Mientras los ciudadanos enfrentan día tras día la violencia, la extorsión y la falta de servicios básicos, la autoridad municipal permanece en silencio. La situación en Juchitán de Zaragoza ha sido evidenciada no por comunicados oficiales, sino por una denuncia pública que circula en redes sociales, donde se expone la crítica realidad de un municipio hundido en el abandono y la inseguridad.
En una publicación difundida por plataformas informativas locales, se denuncia que “entre negligencia médica, colapso urbano, violencia imparable, abandono institucional y traición a su propia fuerza de seguridad, Juchitán vive una de sus peores crisis mientras el presidente municipal se pasea rodeado de escoltas y se niega a enfrentar los verdaderos problemas del municipio”.
Violencia y amenazas en el hospital general
Uno de los puntos más alarmantes de la denuncia gira en torno al Hospital General “Dr. Macedonio Benítez Fuentes”, donde el personal médico fue amenazado de muerte por familiares de un paciente presuntamente vinculado a un grupo criminal.
Sin embargo, se presume que el detonante fue una operación fallida, resultado de la falta de insumos básicos. El paciente, dado de alta en condiciones críticas, tuvo que ser operado nuevamente, pero las intimidaciones se extendieron incluso a los estudiantes en servicio social, quienes fueron retirados del hospital por sus instituciones ante el riesgo.
“El hospital opera con lo mínimo, sin medicamentos, sin personal suficiente y sin respaldo del municipio”, reza la denuncia.
Un caso extremo es el de un paciente con invalidez que lleva más de seis meses internado sin justificación médica, ocupando una cama en un hospital saturado. Las solicitudes de traslado al DIF municipal han sido ignoradas.
Extorsiones, ejecuciones y un gobierno ausente
La ciudadanía vive bajo una sombra de miedo constante. “Hoy en Juchitán, cualquiera puede ser víctima de cobro de piso. Y si no puedes pagar, tu destino puede ser fatal: aparecer ejecutado, embolsado o abandonado en alguna calle”, señala el texto.
Las denuncias indican que comerciantes han sido amenazados por grupos criminales y que el cobro de piso se ha normalizado.
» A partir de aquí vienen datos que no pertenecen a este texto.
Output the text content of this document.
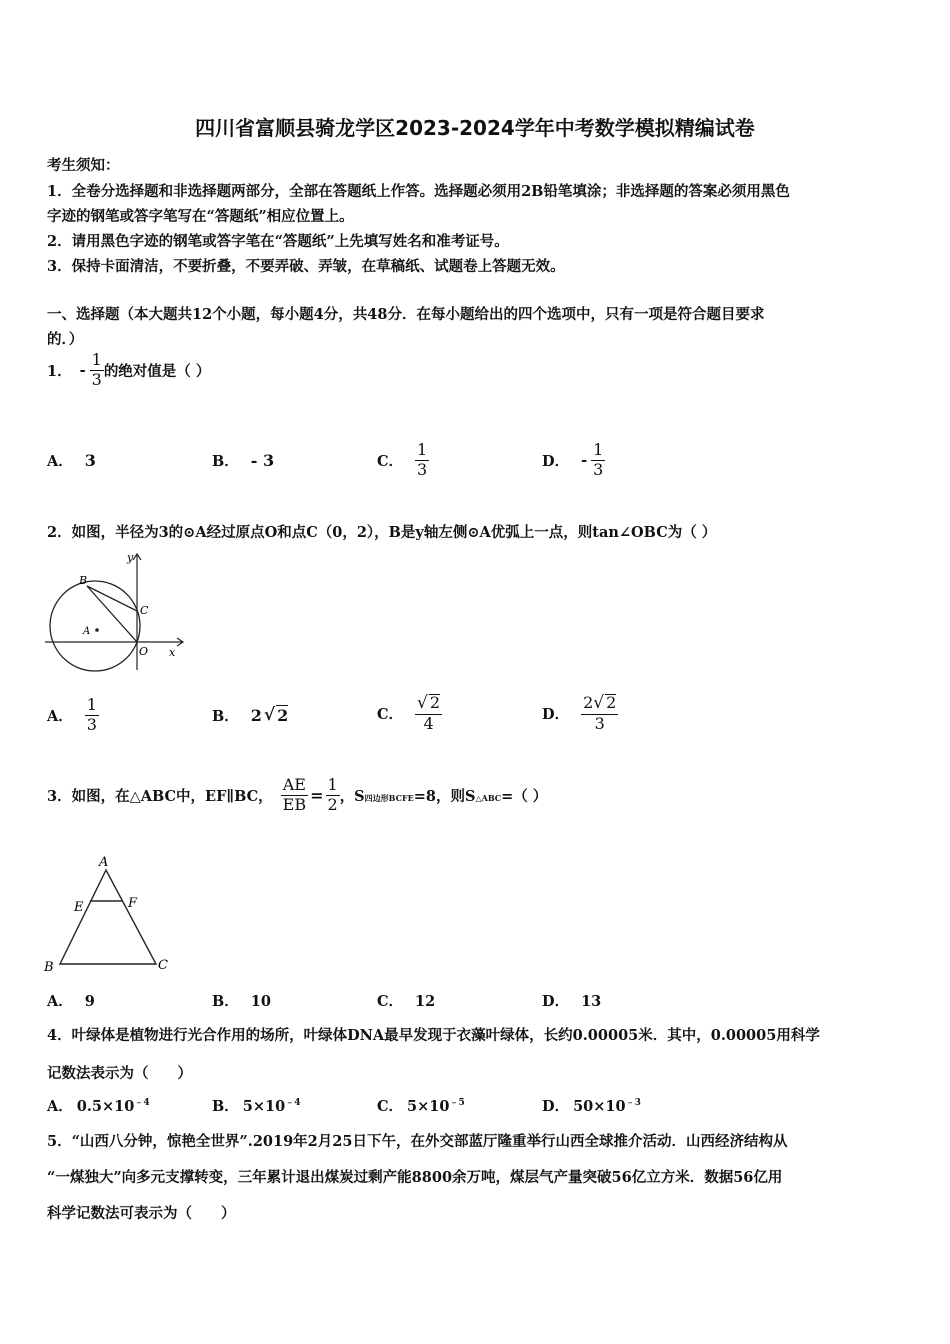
四川省富顺县骑龙学区2023-2024学年中考数学模拟精编试卷
考生须知：
1．全卷分选择题和非选择题两部分，全部在答题纸上作答。选择题必须用2B铅笔填涂；非选择题的答案必须用黑色
字迹的钢笔或答字笔写在“答题纸”相应位置上。
2．请用黑色字迹的钢笔或答字笔在“答题纸”上先填写姓名和准考证号。
3．保持卡面清洁，不要折叠，不要弄破、弄皱，在草稿纸、试题卷上答题无效。
一、选择题（本大题共12个小题，每小题4分，共48分．在每小题给出的四个选项中，只有一项是符合题目要求
的．）
1． - $\frac{1}{3}$ 的绝对值是（ ）
A． 3	B． - 3	C． $\frac{1}{3}$	D． - $\frac{1}{3}$
2．如图，半径为3的⊙A经过原点O和点C（0，2），B是y轴左侧⊙A优弧上一点，则tan∠OBC为（ ）
B
C
A
O
y
x
A． $\frac{1}{3}$	B． 2 √ 2	C． $\frac{√ 2}{4}$	D． $\frac{2√ 2}{3}$
3．如图，在△ABC中，EF∥BC， $\frac{AE}{EB} = \frac{1}{2}$ ，S 四边形BCFE =8，则S △ABC =（ ）
A
E	F
B	C
A． 9	B． 10	C． 12	D． 13
4．叶绿体是植物进行光合作用的场所，叶绿体DNA最早发现于衣藻叶绿体，长约0.00005米．其中，0.00005用科学
记数法表示为（　　）
A． $0.5\times 10^{﹣4}$	B． $5\times 10^{﹣4}$	C． $5\times 10^{﹣5}$	D． $50\times 10^{﹣3}$
5．“山西八分钟，惊艳全世界”.2019年2月25日下午，在外交部蓝厅隆重举行山西全球推介活动．山西经济结构从
“一煤独大”向多元支撑转变，三年累计退出煤炭过剩产能8800余万吨，煤层气产量突破56亿立方米．数据56亿用
科学记数法可表示为（　　）
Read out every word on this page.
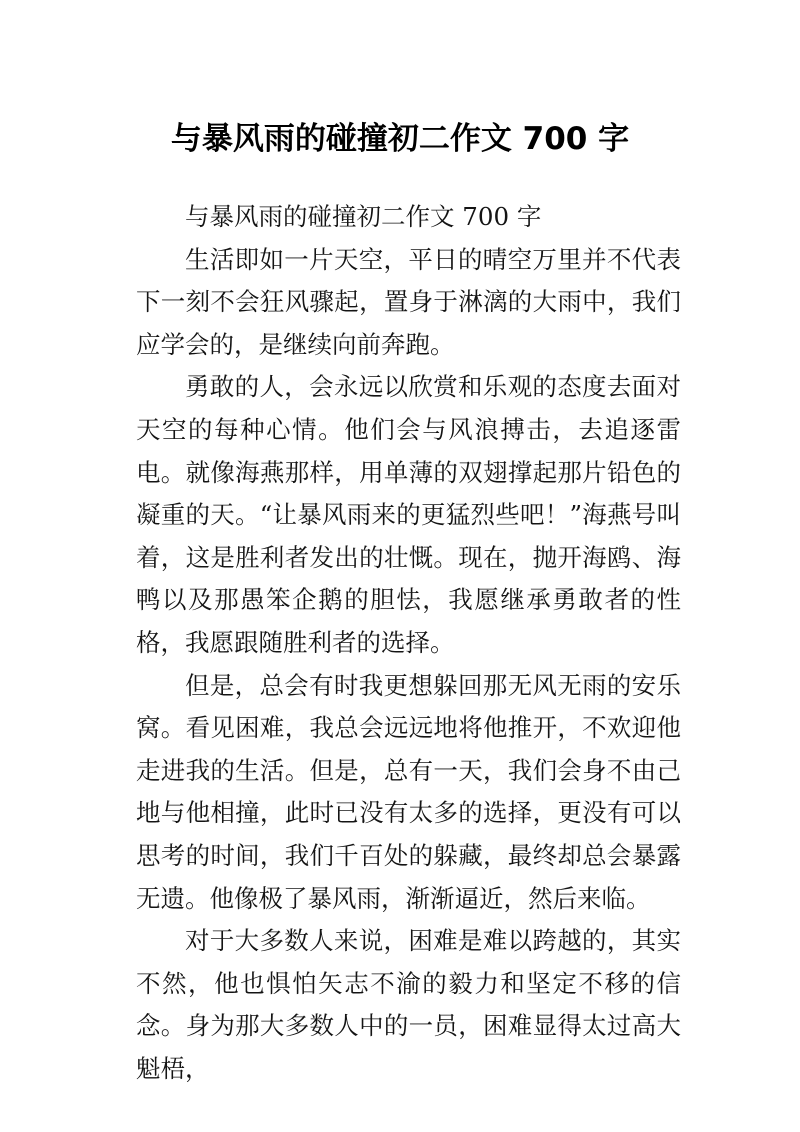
与暴风雨的碰撞初二作文 700 字

与暴风雨的碰撞初二作文 700 字

生活即如一片天空，平日的晴空万里并不代表下一刻不会狂风骤起，置身于淋漓的大雨中，我们应学会的，是继续向前奔跑。

勇敢的人，会永远以欣赏和乐观的态度去面对天空的每种心情。他们会与风浪搏击，去追逐雷电。就像海燕那样，用单薄的双翅撑起那片铅色的凝重的天。“让暴风雨来的更猛烈些吧！”海燕号叫着，这是胜利者发出的壮慨。现在，抛开海鸥、海鸭以及那愚笨企鹅的胆怯，我愿继承勇敢者的性格，我愿跟随胜利者的选择。

但是，总会有时我更想躲回那无风无雨的安乐窝。看见困难，我总会远远地将他推开，不欢迎他走进我的生活。但是，总有一天，我们会身不由己地与他相撞，此时已没有太多的选择，更没有可以思考的时间，我们千百处的躲藏，最终却总会暴露无遗。他像极了暴风雨，渐渐逼近，然后来临。

对于大多数人来说，困难是难以跨越的，其实不然，他也惧怕矢志不渝的毅力和坚定不移的信念。身为那大多数人中的一员，困难显得太过高大魁梧，
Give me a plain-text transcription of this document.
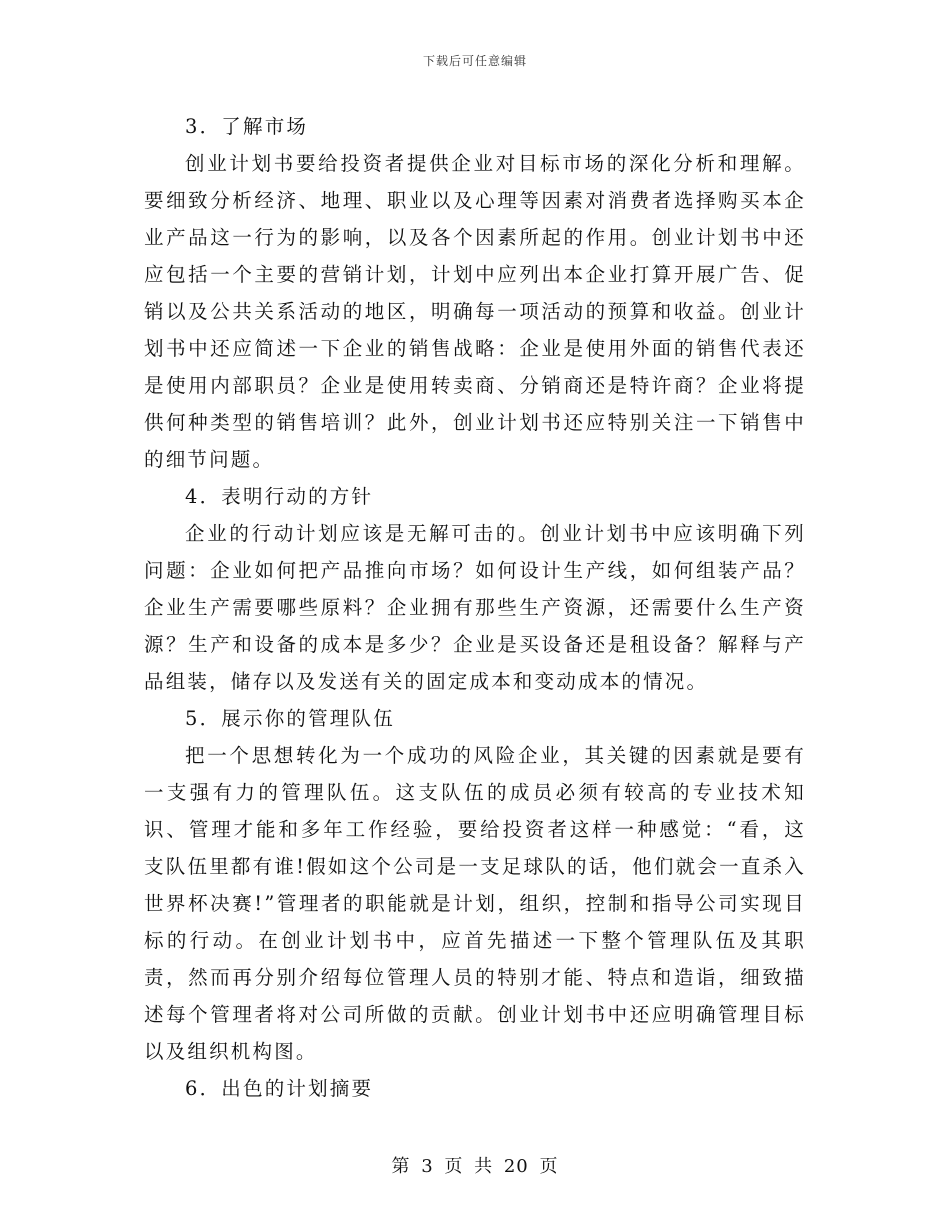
下载后可任意编辑

3．了解市场

创业计划书要给投资者提供企业对目标市场的深化分析和理解。要细致分析经济、地理、职业以及心理等因素对消费者选择购买本企业产品这一行为的影响，以及各个因素所起的作用。创业计划书中还应包括一个主要的营销计划，计划中应列出本企业打算开展广告、促销以及公共关系活动的地区，明确每一项活动的预算和收益。创业计划书中还应简述一下企业的销售战略：企业是使用外面的销售代表还是使用内部职员？企业是使用转卖商、分销商还是特许商？企业将提供何种类型的销售培训？此外，创业计划书还应特别关注一下销售中的细节问题。

4．表明行动的方针

企业的行动计划应该是无解可击的。创业计划书中应该明确下列问题：企业如何把产品推向市场？如何设计生产线，如何组装产品？企业生产需要哪些原料？企业拥有那些生产资源，还需要什么生产资源？生产和设备的成本是多少？企业是买设备还是租设备？解释与产品组装，储存以及发送有关的固定成本和变动成本的情况。

5．展示你的管理队伍

把一个思想转化为一个成功的风险企业，其关键的因素就是要有一支强有力的管理队伍。这支队伍的成员必须有较高的专业技术知识、管理才能和多年工作经验，要给投资者这样一种感觉：“看，这支队伍里都有谁!假如这个公司是一支足球队的话，他们就会一直杀入世界杯决赛!”管理者的职能就是计划，组织，控制和指导公司实现目标的行动。在创业计划书中，应首先描述一下整个管理队伍及其职责，然而再分别介绍每位管理人员的特别才能、特点和造诣，细致描述每个管理者将对公司所做的贡献。创业计划书中还应明确管理目标以及组织机构图。

6．出色的计划摘要

第 3 页 共 20 页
Pese a ello, no ha habido postura pública de las autoridades municipales ni de las estatales.
“Bajo esta administración se ha registrado uno de los periodos más violentos de la historia reciente. Ejecuciones, cobros de piso, extorsiones y desapariciones son parte del día a día”, denuncia la publicación.
Calles destruidas, drenajes colapsados y eventos públicos
El deterioro urbano también forma parte del reclamo. En muchas colonias, el alumbrado público es inexistente, las calles son intransitables y los drenajes colapsan, provocando brotes de aguas negras.
“En la octava sección, al pasar el vado que conecta con la quinta, brota agua pestilente como si fuese una fuente”, describe el texto.
Paradójicamente, mientras la ciudad se desmorona, el presidente municipal autorizó una carrera ciclista. No obstante, esta tuvo que realizarse fuera del centro, pues ninguna calle contaba con condiciones mínimas para albergar un evento de este tipo.
“La prioridad del gobierno municipal parece ser el entretenimiento. Mientras no hay alumbrado, ni seguridad, ni drenaje funcional, el presidente continúa organizando fiestas, eventos y espectáculos públicos”, se lee en otro fragmento.
El silencio de las autoridades
Hasta el momento, ni el presidente municipal ni funcionarios del gobierno local han desmentido, confirmado o reaccionado públicamente ante las denuncias. Este silencio institucional ha generado más suspicacias entre la población, que se siente abandonada por quienes deberían velar por su seguridad y bienestar.
“Juchitán se cae a pedazos… ¿Por qué Juchitán se lo merece?”, concluye con amargura el texto que ha despertado indignación y tristeza entre los ciudadanos.
Lo que ocurre en Juchitán no es solo una crisis de seguridad, sino un colapso integral del sistema institucional. Mientras la violencia escala y los servicios públicos se hunden, la ausencia de respuesta oficial no solo alimenta la impunidad, sino que deja claro un abandono que duele y que, al parecer, nadie en el poder está dispuesto a enfrentar.